The DaCapo Benchmarks: Java Benchmarking Development and Analysis

Robin Garner
Chris Hoffmann
Asjad M. Khan
Rotem Bentzu
Daniel Feinberg
Daniel Frampton
Samuel Z. Guyer
Martin Hirzel
Antony Hosking
Maria Jump
Han Lee
J. Elliot B. Moss
Aashish Phansalkar
Darko Stefanovic
Thomas VanDrunen
Ben Wiedermann
Proceedings of OOSPLA, ACM (2006)

Abstract

Since benchmarks drive computer science research and industry
product development, which ones we use and how we evaluate
them are key questions for the community. Despite complex runtime
tradeoffs due to dynamic compilation and garbage collection
required for Java programs, many evaluations still use methodologies
developed for C, C++, and Fortran. SPEC, the dominant purveyor
of benchmarks, compounded this problem by institutionalizing
these methodologies for their Java benchmark suite. This paper
recommends benchmarking selection and evaluation methodologies,
and introduces the DaCapo benchmarks, a set of open source,
client-side Java benchmarks. We demonstrate that the complex interactions
of (1) architecture, (2) compiler, (3) virtual machine, (4)

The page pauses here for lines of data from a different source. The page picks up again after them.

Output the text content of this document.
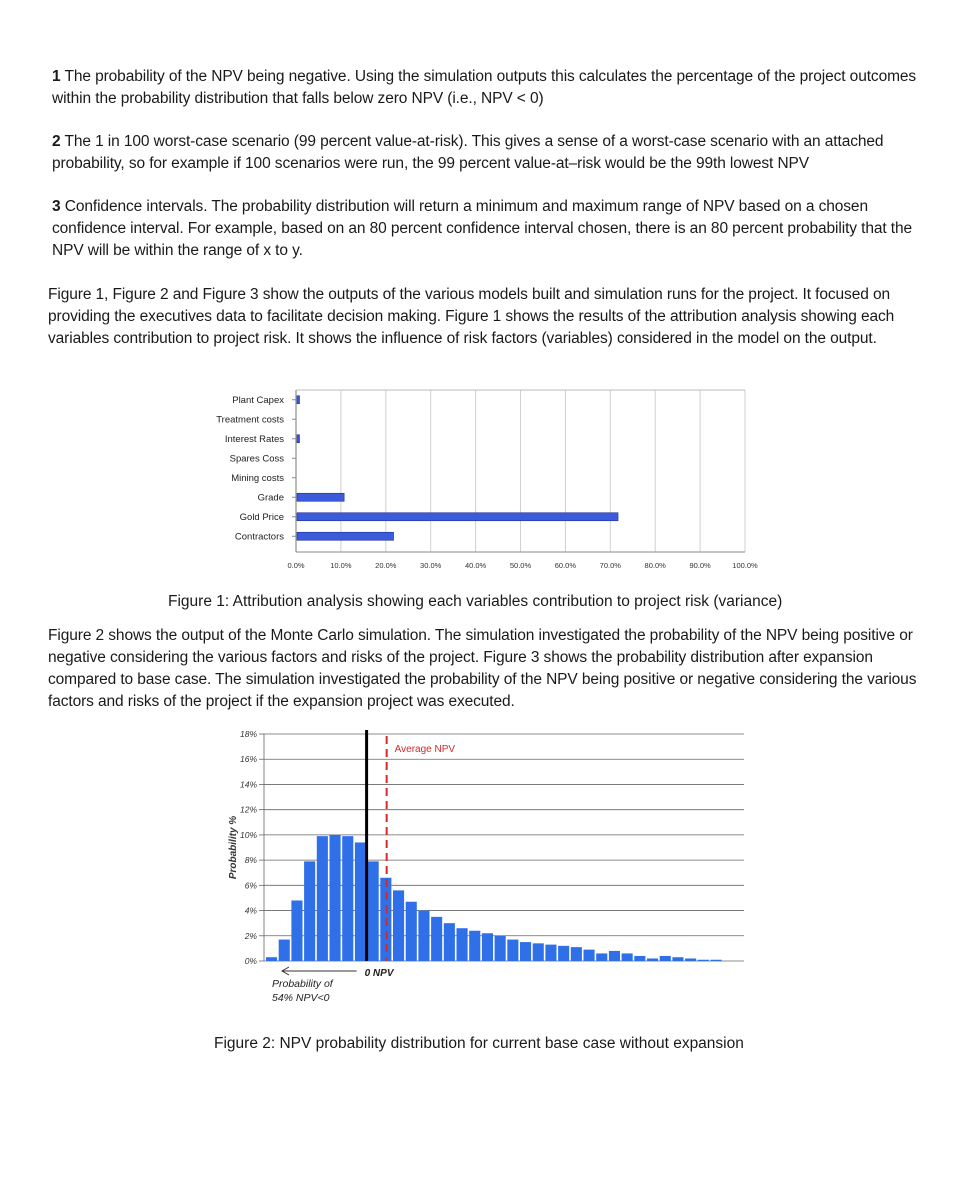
1 The probability of the NPV being negative. Using the simulation outputs this calculates the percentage of the project outcomes within the probability distribution that falls below zero NPV (i.e., NPV < 0)
2 The 1 in 100 worst-case scenario (99 percent value-at-risk). This gives a sense of a worst-case scenario with an attached probability, so for example if 100 scenarios were run, the 99 percent value-at–risk would be the 99th lowest NPV
3 Confidence intervals. The probability distribution will return a minimum and maximum range of NPV based on a chosen confidence interval. For example, based on an 80 percent confidence interval chosen, there is an 80 percent probability that the NPV will be within the range of x to y.
Figure 1, Figure 2 and Figure 3 show the outputs of the various models built and simulation runs for the project. It focused on providing the executives data to facilitate decision making. Figure 1 shows the results of the attribution analysis showing each variables contribution to project risk. It shows the influence of risk factors (variables) considered in the model on the output.
Plant Capex
Treatment costs
Interest Rates
Spares Coss
Mining costs
Grade
Gold Price
Contractors
0.0%	10.0%	20.0%	30.0%	40.0%	50.0%	60.0%	70.0%	80.0%	90.0%	100.0%
Figure 1: Attribution analysis showing each variables contribution to project risk (variance)
Figure 2 shows the output of the Monte Carlo simulation. The simulation investigated the probability of the NPV being positive or negative considering the various factors and risks of the project. Figure 3 shows the probability distribution after expansion compared to base case. The simulation investigated the probability of the NPV being positive or negative considering the various factors and risks of the project if the expansion project was executed.
0%
2%
4%
6%
8%
10%
12%
14%
16%
18%
Probability %
Average NPV
0 NPV
Probability of
54% NPV<0
Figure 2: NPV probability distribution for current base case without expansion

memory management, and (5) application require more extensive
evaluation than C, C++, and Fortran which stress (4) much less, and
do not require (3). We use and introduce new value, time-series,
and statistical metrics for static and dynamic properties such as
code complexity, code size, heap composition, and pointer mutations.

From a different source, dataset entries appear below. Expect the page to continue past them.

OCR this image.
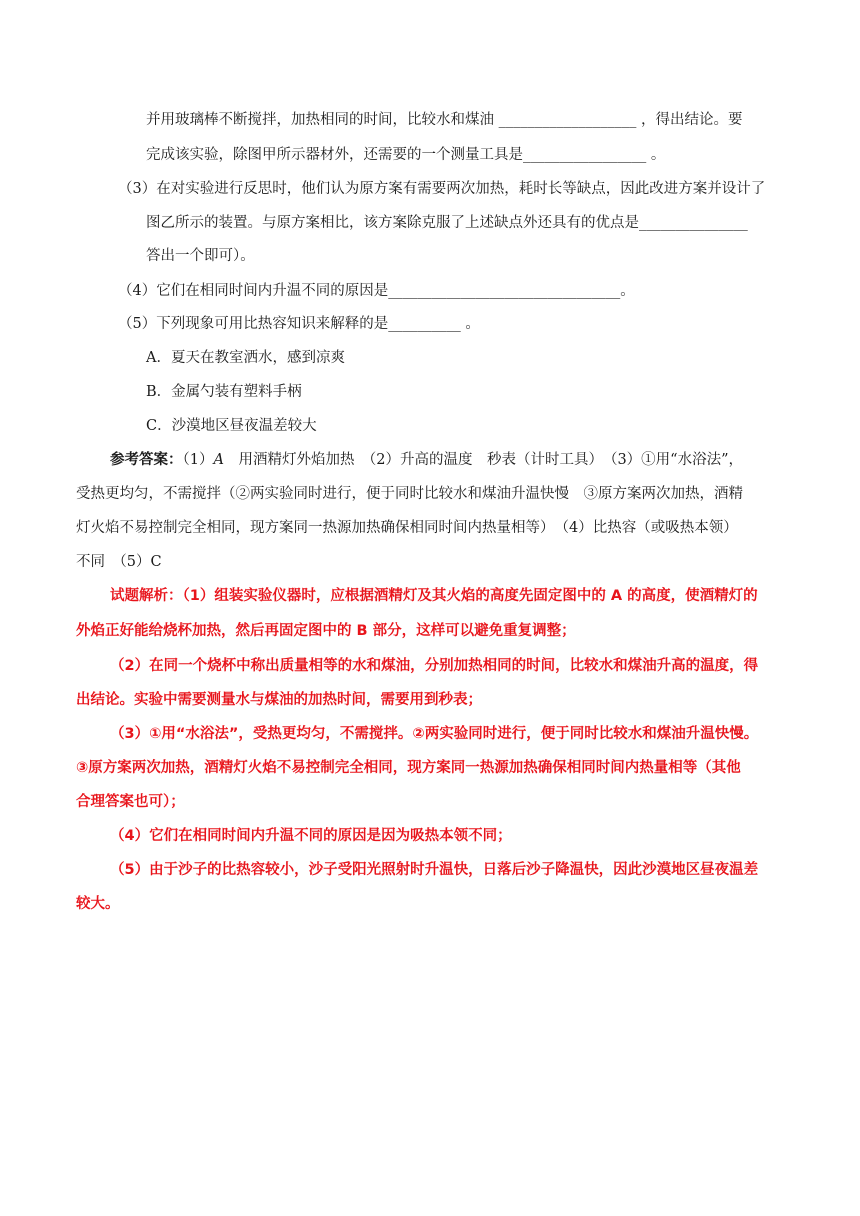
并用玻璃棒不断搅拌，加热相同的时间，比较水和煤油 ___________________ ，得出结论。要
完成该实验，除图甲所示器材外，还需要的一个测量工具是_________________ 。
（3）在对实验进行反思时，他们认为原方案有需要两次加热，耗时长等缺点，因此改进方案并设计了
图乙所示的装置。与原方案相比，该方案除克服了上述缺点外还具有的优点是_______________
答出一个即可）。
（4）它们在相同时间内升温不同的原因是________________________________。
（5）下列现象可用比热容知识来解释的是__________ 。
A．夏天在教室洒水，感到凉爽
B．金属勺装有塑料手柄
C．沙漠地区昼夜温差较大
参考答案：（1）A　用酒精灯外焰加热　（2）升高的温度　秒表（计时工具）　（3）①用“水浴法”，
受热更均匀，不需搅拌（②两实验同时进行，便于同时比较水和煤油升温快慢　③原方案两次加热，酒精
灯火焰不易控制完全相同，现方案同一热源加热确保相同时间内热量相等）　（4）比热容（或吸热本领）
不同　（5）C
试题解析：（1）组装实验仪器时，应根据酒精灯及其火焰的高度先固定图中的 A 的高度，使酒精灯的
外焰正好能给烧杯加热，然后再固定图中的 B 部分，这样可以避免重复调整；
（2）在同一个烧杯中称出质量相等的水和煤油，分别加热相同的时间，比较水和煤油升高的温度，得
出结论。实验中需要测量水与煤油的加热时间，需要用到秒表；
（3）①用“水浴法”，受热更均匀，不需搅拌。②两实验同时进行，便于同时比较水和煤油升温快慢。
③原方案两次加热，酒精灯火焰不易控制完全相同，现方案同一热源加热确保相同时间内热量相等（其他
合理答案也可）；
（4）它们在相同时间内升温不同的原因是因为吸热本领不同；
（5）由于沙子的比热容较小，沙子受阳光照射时升温快，日落后沙子降温快，因此沙漠地区昼夜温差
较大。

No benchmark suite is definitive, but these metrics show that
DaCapo improves over SPEC Java in a variety of ways, including
more complex code, richer object behaviors, and more demanding
memory system requirements. This paper takes a step towards improving
methodologies for choosing and evaluating benchmarks to
foster innovation in system design and implementation for Java and
other managed languages.